Entertainment and accommodation venues in Addis Ababa suspected to have links to LGBTIQ+ people are being targeted by city officials. (Photo: Hooaos)
The authorities in the Ethiopian capital, Addis Ababa, have initiated a campaign to crack down on hotels, bars, and restaurants associated with the LGBTIQ+ community.
On Thursday, the Addis Ababa City Peace and Security Administration Office announced it was taking action, in collaboration with the city’s police, against entertainment and accommodation venues connected to anyone “suspected of committing homosexual acts.”
The office asserted that committing homosexual acts, which it described as “disgusting,” is illegal under Ethiopian law. Homosexuality is criminalised, with penalties including up to 15 years in prison.
Officials revealed in a statement on Facebook that action has already been taken against a guest house in the city following reports from the community. The proprietor had been detained, and an investigation was underway.
“Anyone who has information related to homosexual activities can come to the nearest police station to report it,” said the office.
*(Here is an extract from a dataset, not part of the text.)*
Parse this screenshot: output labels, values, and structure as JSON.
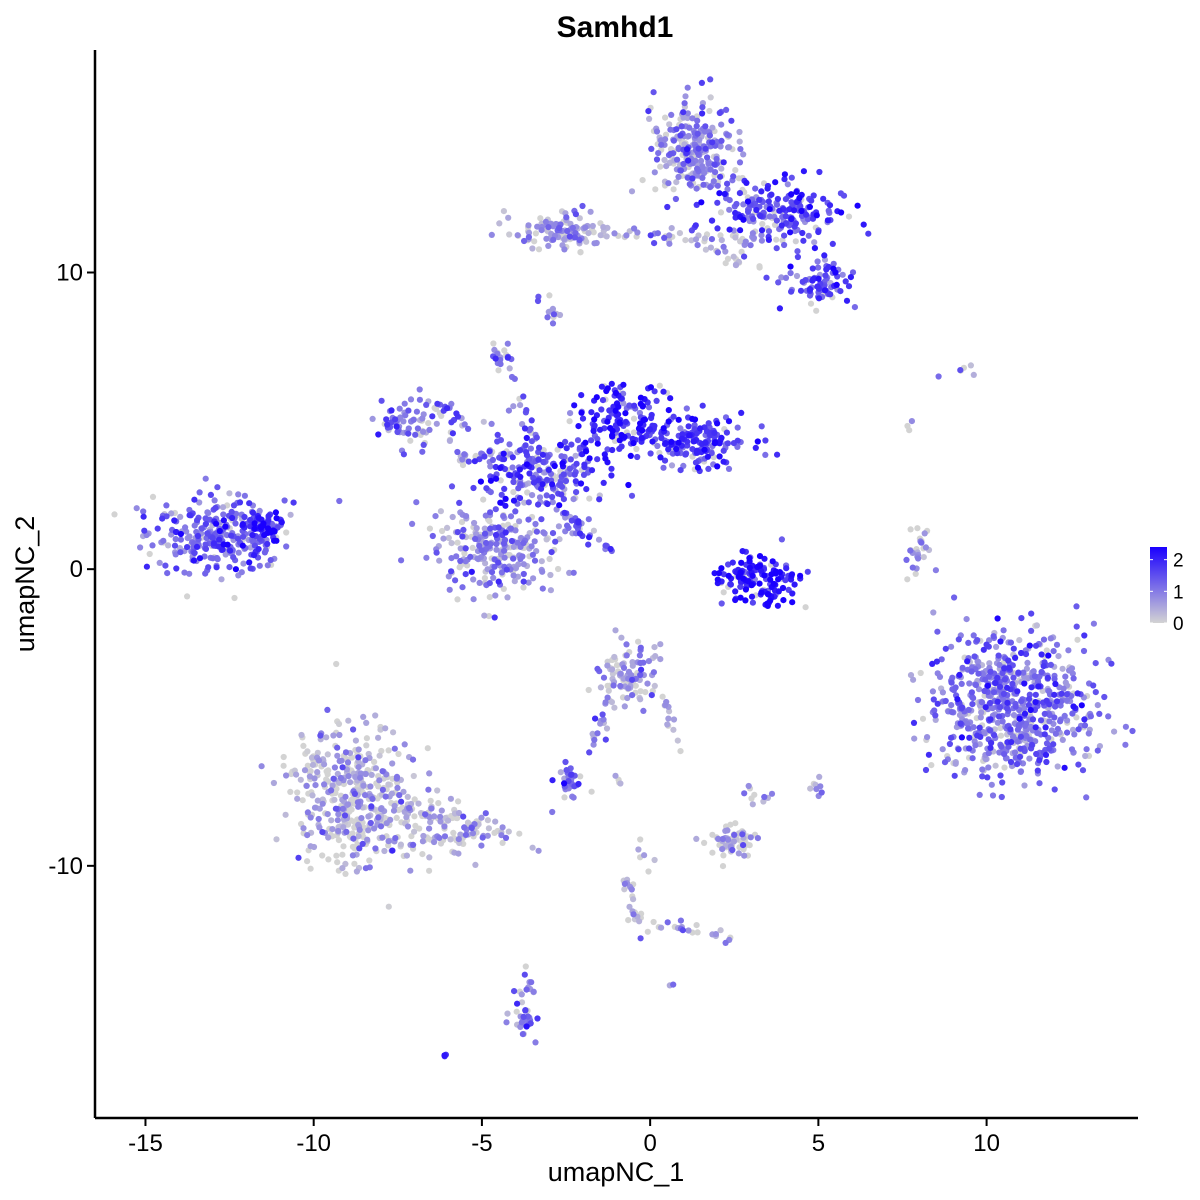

It further provided a toll-free number where citizens can call and provide authorities with information about suspected instances of same-sex intimacy.
Just days earlier, LGBTIQ+ activists raised the alarm about an increase in attacks in Ethiopia against individuals based on their real or perceived sexual orientation and gender identity.
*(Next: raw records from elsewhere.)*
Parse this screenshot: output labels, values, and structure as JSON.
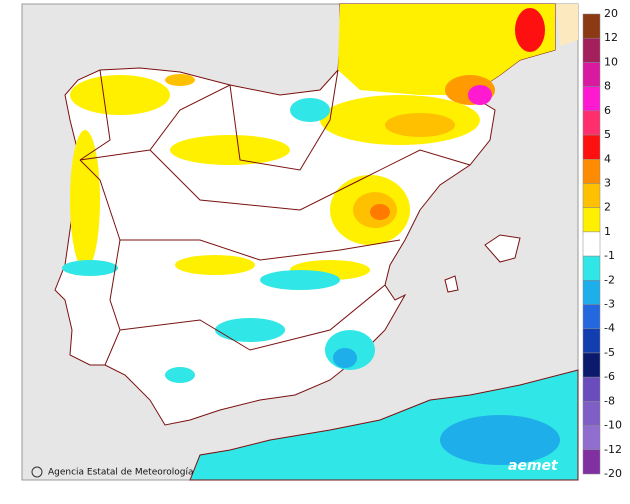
{
  "legend": {
    "labels": [
      "20",
      "12",
      "10",
      "8",
      "6",
      "5",
      "4",
      "3",
      "2",
      "1",
      "-1",
      "-2",
      "-3",
      "-4",
      "-5",
      "-6",
      "-8",
      "-10",
      "-12",
      "-20"
    ],
    "colors": [
      "#8b3a14",
      "#a3205c",
      "#d81aa0",
      "#ff1ad2",
      "#ff2f6e",
      "#ff1010",
      "#ff8c00",
      "#ffc000",
      "#fff000",
      "#ffffff",
      "#30e6e6",
      "#1eaeea",
      "#2468e0",
      "#123eb0",
      "#0c1a6e",
      "#6a4cbc",
      "#7f5fc6",
      "#8f6ecf",
      "#8030a0"
    ]
  },
  "credit": "Agencia Estatal de Meteorología",
  "logo": "aemet"
}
Recent weeks have seen the widespread sharing of anti-LGBTIQ+ content on TikTok and other social media platforms, promoting vigilante justice. These videos and photographs often include personal details of forced confessions and physical assaults.
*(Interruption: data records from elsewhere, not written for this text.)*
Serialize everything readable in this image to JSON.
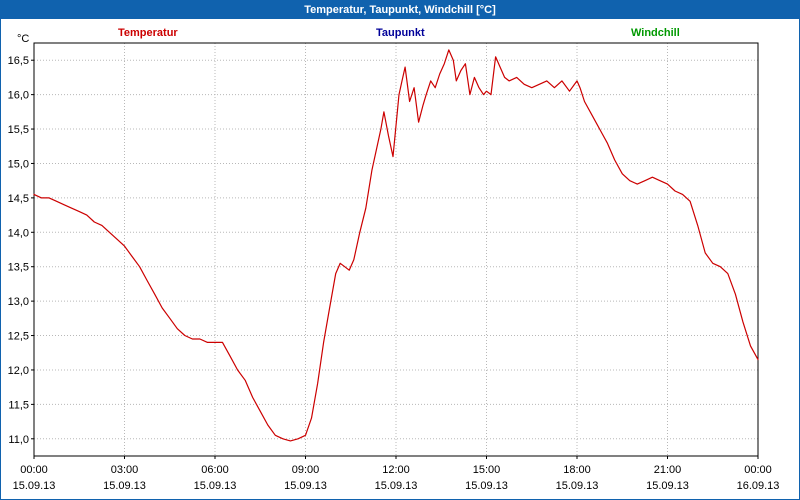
{
  "window": {
    "title": "Temperatur, Taupunkt, Windchill [°C]"
  },
  "legend": {
    "items": [
      {
        "label": "Temperatur",
        "color": "#cc0000"
      },
      {
        "label": "Taupunkt",
        "color": "#000099"
      },
      {
        "label": "Windchill",
        "color": "#009900"
      }
    ],
    "position": "top"
  },
  "axes": {
    "y_unit": "°C"
  },
  "chart_data": {
    "type": "line",
    "title": "Temperatur, Taupunkt, Windchill [°C]",
    "xlabel": "",
    "ylabel": "°C",
    "grid": "dotted",
    "legend_position": "top",
    "xlim_hours": [
      0,
      24
    ],
    "ylim": [
      10.75,
      16.75
    ],
    "y_ticks": [
      16.5,
      16.0,
      15.5,
      15.0,
      14.5,
      14.0,
      13.5,
      13.0,
      12.5,
      12.0,
      11.5,
      11.0
    ],
    "y_tick_labels": [
      "16,5",
      "16,0",
      "15,5",
      "15,0",
      "14,5",
      "14,0",
      "13,5",
      "13,0",
      "12,5",
      "12,0",
      "11,5",
      "11,0"
    ],
    "x_tick_hours": [
      0,
      3,
      6,
      9,
      12,
      15,
      18,
      21,
      24
    ],
    "x_tick_times": [
      "00:00",
      "03:00",
      "06:00",
      "09:00",
      "12:00",
      "15:00",
      "18:00",
      "21:00",
      "00:00"
    ],
    "x_tick_dates": [
      "15.09.13",
      "15.09.13",
      "15.09.13",
      "15.09.13",
      "15.09.13",
      "15.09.13",
      "15.09.13",
      "15.09.13",
      "16.09.13"
    ],
    "series": [
      {
        "name": "Temperatur",
        "color": "#cc0000",
        "points": [
          [
            0,
            14.55
          ],
          [
            0.25,
            14.5
          ],
          [
            0.5,
            14.5
          ],
          [
            0.75,
            14.45
          ],
          [
            1,
            14.4
          ],
          [
            1.25,
            14.35
          ],
          [
            1.5,
            14.3
          ],
          [
            1.75,
            14.25
          ],
          [
            2,
            14.15
          ],
          [
            2.25,
            14.1
          ],
          [
            2.5,
            14.0
          ],
          [
            2.75,
            13.9
          ],
          [
            3,
            13.8
          ],
          [
            3.25,
            13.65
          ],
          [
            3.5,
            13.5
          ],
          [
            3.75,
            13.3
          ],
          [
            4,
            13.1
          ],
          [
            4.25,
            12.9
          ],
          [
            4.5,
            12.75
          ],
          [
            4.75,
            12.6
          ],
          [
            5,
            12.5
          ],
          [
            5.25,
            12.45
          ],
          [
            5.5,
            12.45
          ],
          [
            5.75,
            12.4
          ],
          [
            6,
            12.4
          ],
          [
            6.25,
            12.4
          ],
          [
            6.5,
            12.2
          ],
          [
            6.75,
            12.0
          ],
          [
            7,
            11.85
          ],
          [
            7.25,
            11.6
          ],
          [
            7.5,
            11.4
          ],
          [
            7.75,
            11.2
          ],
          [
            8,
            11.05
          ],
          [
            8.25,
            11.0
          ],
          [
            8.5,
            10.97
          ],
          [
            8.75,
            11.0
          ],
          [
            9,
            11.05
          ],
          [
            9.2,
            11.3
          ],
          [
            9.4,
            11.8
          ],
          [
            9.6,
            12.4
          ],
          [
            9.8,
            12.9
          ],
          [
            10,
            13.4
          ],
          [
            10.15,
            13.55
          ],
          [
            10.3,
            13.5
          ],
          [
            10.45,
            13.45
          ],
          [
            10.6,
            13.6
          ],
          [
            10.8,
            14.0
          ],
          [
            11,
            14.35
          ],
          [
            11.2,
            14.9
          ],
          [
            11.4,
            15.3
          ],
          [
            11.5,
            15.5
          ],
          [
            11.6,
            15.75
          ],
          [
            11.75,
            15.4
          ],
          [
            11.9,
            15.1
          ],
          [
            12,
            15.55
          ],
          [
            12.1,
            16.0
          ],
          [
            12.2,
            16.2
          ],
          [
            12.3,
            16.4
          ],
          [
            12.45,
            15.9
          ],
          [
            12.6,
            16.1
          ],
          [
            12.75,
            15.6
          ],
          [
            12.9,
            15.85
          ],
          [
            13,
            16.0
          ],
          [
            13.15,
            16.2
          ],
          [
            13.3,
            16.1
          ],
          [
            13.45,
            16.3
          ],
          [
            13.6,
            16.45
          ],
          [
            13.75,
            16.65
          ],
          [
            13.9,
            16.5
          ],
          [
            14,
            16.2
          ],
          [
            14.15,
            16.35
          ],
          [
            14.3,
            16.45
          ],
          [
            14.45,
            16.0
          ],
          [
            14.6,
            16.25
          ],
          [
            14.75,
            16.1
          ],
          [
            14.9,
            16.0
          ],
          [
            15,
            16.05
          ],
          [
            15.15,
            16.0
          ],
          [
            15.3,
            16.55
          ],
          [
            15.45,
            16.4
          ],
          [
            15.6,
            16.25
          ],
          [
            15.75,
            16.2
          ],
          [
            16,
            16.25
          ],
          [
            16.25,
            16.15
          ],
          [
            16.5,
            16.1
          ],
          [
            16.75,
            16.15
          ],
          [
            17,
            16.2
          ],
          [
            17.25,
            16.1
          ],
          [
            17.5,
            16.2
          ],
          [
            17.75,
            16.05
          ],
          [
            18,
            16.2
          ],
          [
            18.1,
            16.1
          ],
          [
            18.25,
            15.9
          ],
          [
            18.5,
            15.7
          ],
          [
            18.75,
            15.5
          ],
          [
            19,
            15.3
          ],
          [
            19.25,
            15.05
          ],
          [
            19.5,
            14.85
          ],
          [
            19.75,
            14.75
          ],
          [
            20,
            14.7
          ],
          [
            20.25,
            14.75
          ],
          [
            20.5,
            14.8
          ],
          [
            20.75,
            14.75
          ],
          [
            21,
            14.7
          ],
          [
            21.25,
            14.6
          ],
          [
            21.5,
            14.55
          ],
          [
            21.75,
            14.45
          ],
          [
            22,
            14.1
          ],
          [
            22.25,
            13.7
          ],
          [
            22.5,
            13.55
          ],
          [
            22.75,
            13.5
          ],
          [
            23,
            13.4
          ],
          [
            23.25,
            13.1
          ],
          [
            23.5,
            12.7
          ],
          [
            23.75,
            12.35
          ],
          [
            24,
            12.15
          ]
        ]
      },
      {
        "name": "Taupunkt",
        "color": "#000099",
        "points": []
      },
      {
        "name": "Windchill",
        "color": "#009900",
        "points": []
      }
    ]
  }
}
On Friday, the local LGBTIQ+ rights group House of Guramayle stated that their website was subjected to a sophisticated “distributed denial-of-service (DDoS) attack,” rendering the site temporarily inaccessible.
The organisation believed the attack was in response to their efforts to raise awareness about the plight of the LGBTIQ+ community.
Ethiopian rights groups are calling for solidarity and support from regional and international media outlets, human rights organisations, digital rights advocates, and other potential partners.